La mañana del 7 de agosto de 2018, en Terrassa (Barcelona), Mònica Borràs salió de casa supuestamente tras una discusión con su expareja. Eso fue lo que él contó: que ella había hecho la maleta, cogido dinero y desaparecido por voluntad propia. Durante diez meses, Mònica fue oficialmente una mujer “desaparecida”. El 19 de junio de 2019, los Mossos d’Esquadra levantaron el suelo del patio de esa misma casa, en la calle Volta, y encontraron su cadáver enterrado bajo baldosas y cemento, con el cuerpo destrozado a golpes. Sólo entonces cayó la máscara: la desaparición nunca existió. Era un asesinato cuidadosamente ocultado. 

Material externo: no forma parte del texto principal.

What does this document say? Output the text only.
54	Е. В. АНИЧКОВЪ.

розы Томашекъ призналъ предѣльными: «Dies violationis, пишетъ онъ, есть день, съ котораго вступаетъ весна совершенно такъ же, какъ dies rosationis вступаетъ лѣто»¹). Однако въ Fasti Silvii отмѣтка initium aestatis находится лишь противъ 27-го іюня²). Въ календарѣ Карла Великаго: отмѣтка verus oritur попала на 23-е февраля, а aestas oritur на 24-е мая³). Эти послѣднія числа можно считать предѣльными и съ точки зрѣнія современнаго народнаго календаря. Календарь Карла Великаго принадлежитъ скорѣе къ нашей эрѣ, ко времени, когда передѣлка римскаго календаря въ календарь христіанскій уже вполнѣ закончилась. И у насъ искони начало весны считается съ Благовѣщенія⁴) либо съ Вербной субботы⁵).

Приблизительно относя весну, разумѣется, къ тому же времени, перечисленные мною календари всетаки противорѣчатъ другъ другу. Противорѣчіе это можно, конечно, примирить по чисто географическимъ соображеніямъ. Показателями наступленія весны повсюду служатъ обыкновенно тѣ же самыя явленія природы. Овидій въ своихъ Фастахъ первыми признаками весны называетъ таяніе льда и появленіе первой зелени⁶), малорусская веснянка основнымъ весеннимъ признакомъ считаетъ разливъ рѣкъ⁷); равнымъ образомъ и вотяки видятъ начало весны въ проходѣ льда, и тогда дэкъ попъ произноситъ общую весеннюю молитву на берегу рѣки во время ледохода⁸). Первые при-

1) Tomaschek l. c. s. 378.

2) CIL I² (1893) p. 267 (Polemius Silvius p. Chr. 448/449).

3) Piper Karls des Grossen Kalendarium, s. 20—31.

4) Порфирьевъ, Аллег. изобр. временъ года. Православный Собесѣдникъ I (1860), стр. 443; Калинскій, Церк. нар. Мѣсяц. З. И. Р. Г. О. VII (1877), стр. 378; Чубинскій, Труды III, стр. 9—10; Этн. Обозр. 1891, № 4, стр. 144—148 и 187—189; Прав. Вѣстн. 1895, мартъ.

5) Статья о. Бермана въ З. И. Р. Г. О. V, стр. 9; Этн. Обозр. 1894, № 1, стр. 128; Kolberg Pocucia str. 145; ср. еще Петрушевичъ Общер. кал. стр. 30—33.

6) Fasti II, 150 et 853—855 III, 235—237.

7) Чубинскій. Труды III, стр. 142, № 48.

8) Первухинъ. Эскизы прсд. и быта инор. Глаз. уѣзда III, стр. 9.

Antes de ser un caso, Mònica Borràs era una mujer alrededor de los 50 años, vecina de Terrassa, con trabajo, familia y una vida aparentemente normal. Compartía vivienda con su expareja, Jaume Badiella, con quien ya no mantenía relación sentimental, pero que seguía viviendo en la casa. En esa convivencia envenenada se mezclaban rutina, dependencia y tensión. Pocos días antes de desaparecer, ella había tomado una decisión clave: echarlo de casa tras una discusión, poner fin a una dinámica que la asfixiaba. Esa decisión, según acreditaría después la investigación, fue el detonante del crimen. 

La versión oficial de Jaume, al principio, sonaba a guion aprendido. Al día siguiente de la desaparición, acudió solo a la comisaría de Terrassa para decir que Mònica había salido de casa tras una pelea y no había vuelto; al día siguiente regresó junto a la madre de ella para formalizar la denuncia. Contó que se había marchado con unos 18.000 euros, ropa y el teléfono móvil, que quizá se había ido a Tossa de Mar o a “empezar una nueva vida” con otra persona. Durante meses repitió esa versión a vecinos, amigos y policías: Mònica se había ido. Punto.


Pero la realidad que reconstruyeron los investigadores es muy distinta. Según el relato fijado por el jurado, entre las 9:59 y las 10:46 de la mañana del 7 de agosto de 2018, Jaume atacó a Mònica dentro de la vivienda. Empuñó un hacha y la golpeó con brutalidad: al menos once veces en la cabeza y tres en la zona cervical, hasta causarle la muerte. No hubo pelea equilibrada, ni defensa posible: fue un ataque desproporcionado, directo, contra una mujer que ya había decidido expulsarlo de su vida.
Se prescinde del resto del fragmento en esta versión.